For successful mitotic entry and spindle assembly, mitosis-promoting factors are activated at the G(2)/M transition stage, followed by stimulation of the anaphase-promoting complex (APC), an E3 ubiquitin ligase, to direct the ordered destruction of several critical mitotic regulators. Given that inhibition of APC activity is important for preventing premature or improper ubiquitination and destruction of substrates, several modulators and their regulation mechanisms have been studied. Emi1, an early mitotic inhibitor, is one of these regulatory factors. Here we show, by analyzing Emi1-deficient embryos, that Emi1 is essential for precise mitotic progression during early embryogenesis. Emi1(-/-) embryos were found to be lethal due to a defect in preimplantation development. Cell proliferation appeared to be normal, but mitotic progression was severely defective during embryonic cleavage. Moreover, multipolar spindles and misaligned chromosomes were frequently observed in Emi1 mutant cells, possibly due to premature APC activation. Our results collectively suggest that the late prophase checkpoint function of Emi1 is essential for accurate mitotic progression and embryonic viability.

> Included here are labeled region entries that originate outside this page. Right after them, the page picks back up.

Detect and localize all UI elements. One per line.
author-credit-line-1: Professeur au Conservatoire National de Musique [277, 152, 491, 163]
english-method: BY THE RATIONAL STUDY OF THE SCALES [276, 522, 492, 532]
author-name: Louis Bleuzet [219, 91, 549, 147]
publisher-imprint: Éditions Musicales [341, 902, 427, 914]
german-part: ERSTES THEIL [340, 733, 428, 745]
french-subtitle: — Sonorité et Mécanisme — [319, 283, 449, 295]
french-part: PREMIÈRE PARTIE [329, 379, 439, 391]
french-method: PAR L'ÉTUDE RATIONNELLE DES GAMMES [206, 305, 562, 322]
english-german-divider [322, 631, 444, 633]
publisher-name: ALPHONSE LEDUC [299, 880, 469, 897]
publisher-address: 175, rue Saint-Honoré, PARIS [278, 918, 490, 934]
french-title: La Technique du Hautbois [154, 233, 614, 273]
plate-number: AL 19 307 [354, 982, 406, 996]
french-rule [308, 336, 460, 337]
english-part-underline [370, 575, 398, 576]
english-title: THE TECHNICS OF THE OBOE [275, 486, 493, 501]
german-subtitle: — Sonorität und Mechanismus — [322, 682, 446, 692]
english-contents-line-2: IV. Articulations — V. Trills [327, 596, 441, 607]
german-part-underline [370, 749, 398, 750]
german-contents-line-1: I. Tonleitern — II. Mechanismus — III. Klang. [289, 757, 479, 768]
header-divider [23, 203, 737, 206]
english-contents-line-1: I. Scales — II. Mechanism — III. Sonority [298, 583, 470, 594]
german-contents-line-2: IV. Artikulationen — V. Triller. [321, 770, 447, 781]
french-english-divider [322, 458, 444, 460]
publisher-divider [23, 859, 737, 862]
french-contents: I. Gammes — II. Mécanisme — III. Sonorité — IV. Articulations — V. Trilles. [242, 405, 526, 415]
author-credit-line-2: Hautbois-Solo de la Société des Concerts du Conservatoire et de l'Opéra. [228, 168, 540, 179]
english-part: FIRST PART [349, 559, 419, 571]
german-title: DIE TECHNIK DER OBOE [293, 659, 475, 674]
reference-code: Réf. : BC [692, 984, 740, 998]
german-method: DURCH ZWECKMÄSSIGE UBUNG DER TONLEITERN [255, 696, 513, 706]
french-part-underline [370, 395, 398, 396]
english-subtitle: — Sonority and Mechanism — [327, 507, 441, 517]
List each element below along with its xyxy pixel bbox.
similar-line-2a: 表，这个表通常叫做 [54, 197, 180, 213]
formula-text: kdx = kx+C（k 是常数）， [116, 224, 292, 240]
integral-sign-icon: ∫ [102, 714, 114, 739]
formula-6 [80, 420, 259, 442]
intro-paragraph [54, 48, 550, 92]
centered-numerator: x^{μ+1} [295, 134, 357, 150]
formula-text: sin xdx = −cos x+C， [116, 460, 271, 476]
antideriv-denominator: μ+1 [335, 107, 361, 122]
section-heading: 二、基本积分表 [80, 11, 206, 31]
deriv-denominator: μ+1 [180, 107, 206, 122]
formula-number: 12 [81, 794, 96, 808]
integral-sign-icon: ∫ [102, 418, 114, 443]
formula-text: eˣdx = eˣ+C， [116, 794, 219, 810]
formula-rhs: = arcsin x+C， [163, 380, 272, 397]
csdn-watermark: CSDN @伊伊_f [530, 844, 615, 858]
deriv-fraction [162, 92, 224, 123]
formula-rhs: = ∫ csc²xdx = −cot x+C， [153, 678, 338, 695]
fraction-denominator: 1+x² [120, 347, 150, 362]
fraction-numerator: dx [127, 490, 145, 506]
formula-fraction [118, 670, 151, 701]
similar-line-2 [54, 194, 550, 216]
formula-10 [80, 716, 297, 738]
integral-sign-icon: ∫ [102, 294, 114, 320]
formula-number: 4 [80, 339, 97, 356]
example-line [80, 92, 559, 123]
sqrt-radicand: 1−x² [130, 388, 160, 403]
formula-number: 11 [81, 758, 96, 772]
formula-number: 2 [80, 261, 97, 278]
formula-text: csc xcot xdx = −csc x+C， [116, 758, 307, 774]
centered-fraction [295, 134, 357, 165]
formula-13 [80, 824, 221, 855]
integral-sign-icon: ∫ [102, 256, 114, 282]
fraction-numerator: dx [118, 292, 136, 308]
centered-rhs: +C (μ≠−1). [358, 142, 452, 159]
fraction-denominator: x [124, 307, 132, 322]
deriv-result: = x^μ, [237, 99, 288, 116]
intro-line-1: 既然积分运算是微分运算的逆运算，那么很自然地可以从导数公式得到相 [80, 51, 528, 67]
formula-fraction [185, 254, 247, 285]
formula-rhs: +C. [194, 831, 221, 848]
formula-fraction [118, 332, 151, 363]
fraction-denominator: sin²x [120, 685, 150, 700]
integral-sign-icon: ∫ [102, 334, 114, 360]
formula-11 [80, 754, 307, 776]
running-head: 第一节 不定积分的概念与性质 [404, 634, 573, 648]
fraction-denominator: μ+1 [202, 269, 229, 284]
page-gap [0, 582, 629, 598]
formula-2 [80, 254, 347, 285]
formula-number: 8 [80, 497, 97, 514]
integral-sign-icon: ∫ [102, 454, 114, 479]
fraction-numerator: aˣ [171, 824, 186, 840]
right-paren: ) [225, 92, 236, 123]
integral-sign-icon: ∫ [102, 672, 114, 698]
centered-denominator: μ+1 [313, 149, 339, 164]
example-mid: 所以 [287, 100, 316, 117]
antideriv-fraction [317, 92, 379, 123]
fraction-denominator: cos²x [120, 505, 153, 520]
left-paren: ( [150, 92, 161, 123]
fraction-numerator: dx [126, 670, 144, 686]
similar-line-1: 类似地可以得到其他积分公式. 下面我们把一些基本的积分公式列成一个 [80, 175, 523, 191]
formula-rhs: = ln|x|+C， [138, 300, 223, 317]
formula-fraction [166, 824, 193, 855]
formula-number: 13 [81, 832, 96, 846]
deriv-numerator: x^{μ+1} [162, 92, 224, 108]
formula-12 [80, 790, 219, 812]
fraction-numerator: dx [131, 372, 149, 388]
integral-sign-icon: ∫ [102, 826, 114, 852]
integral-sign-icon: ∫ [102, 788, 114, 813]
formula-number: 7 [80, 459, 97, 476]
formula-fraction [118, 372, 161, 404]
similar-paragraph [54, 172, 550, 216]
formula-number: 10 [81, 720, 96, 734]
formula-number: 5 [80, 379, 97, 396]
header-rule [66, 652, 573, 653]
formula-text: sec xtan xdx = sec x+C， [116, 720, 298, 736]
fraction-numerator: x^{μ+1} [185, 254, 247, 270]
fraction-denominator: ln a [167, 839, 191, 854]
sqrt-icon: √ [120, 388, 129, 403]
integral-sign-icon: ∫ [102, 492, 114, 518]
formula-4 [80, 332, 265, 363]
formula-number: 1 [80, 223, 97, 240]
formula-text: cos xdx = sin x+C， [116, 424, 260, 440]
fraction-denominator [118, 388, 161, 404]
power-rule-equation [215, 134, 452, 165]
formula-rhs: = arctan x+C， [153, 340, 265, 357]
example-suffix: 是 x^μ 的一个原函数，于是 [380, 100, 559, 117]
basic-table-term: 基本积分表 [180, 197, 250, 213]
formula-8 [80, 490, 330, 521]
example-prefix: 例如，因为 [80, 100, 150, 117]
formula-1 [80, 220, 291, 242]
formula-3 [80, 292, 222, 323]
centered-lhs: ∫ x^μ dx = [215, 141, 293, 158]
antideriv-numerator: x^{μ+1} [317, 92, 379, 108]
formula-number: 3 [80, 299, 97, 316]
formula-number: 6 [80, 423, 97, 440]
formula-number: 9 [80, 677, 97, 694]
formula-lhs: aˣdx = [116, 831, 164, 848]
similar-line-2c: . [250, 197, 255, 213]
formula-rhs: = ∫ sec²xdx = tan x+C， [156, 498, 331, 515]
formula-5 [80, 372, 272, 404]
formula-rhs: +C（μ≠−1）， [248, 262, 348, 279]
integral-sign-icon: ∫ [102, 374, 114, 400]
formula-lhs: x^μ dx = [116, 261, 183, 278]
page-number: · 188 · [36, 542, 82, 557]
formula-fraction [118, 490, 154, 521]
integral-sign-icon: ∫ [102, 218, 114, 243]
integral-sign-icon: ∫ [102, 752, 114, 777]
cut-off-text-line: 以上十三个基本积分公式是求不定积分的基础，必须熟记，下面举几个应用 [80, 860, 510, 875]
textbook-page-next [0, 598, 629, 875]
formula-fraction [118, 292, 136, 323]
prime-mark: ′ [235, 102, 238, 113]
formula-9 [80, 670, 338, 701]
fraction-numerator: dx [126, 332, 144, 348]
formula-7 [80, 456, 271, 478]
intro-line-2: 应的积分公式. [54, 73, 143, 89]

为了成功进入有丝分裂并进行纺锤体组装,有丝分裂促进因子在G(2)/M转换阶段被激活,随后后期促进复合物(APC)(一种E3泛素连接酶)被刺激,以指导对几种关键有丝分裂调节因子的有序破坏。鉴于抑制APC活性对于防止底物过早或不适当的泛素化和破坏很重要,已经对几种调节剂及其调节机制进行了研究。Emi1是一种早期有丝分裂抑制剂,是这些调节因子之一。在这里,我们通过分析Emi1缺陷型胚胎表明,Emi1对于早期胚胎发育过程中精确的有丝分裂进程至关重要。发现Emi1(-/-)胚胎由于植入前发育缺陷而致死。细胞增殖似乎正常,但在胚胎分裂期间有丝分裂进程严重受损。此外,在Emi1突变细胞中经常观察到多极纺锤体和染色体排列异常,这可能是由于APC过早激活所致。我们的结果共同表明,Emi1的前中期检查点功能对于准确的有丝分裂进程和胚胎活力至关重要。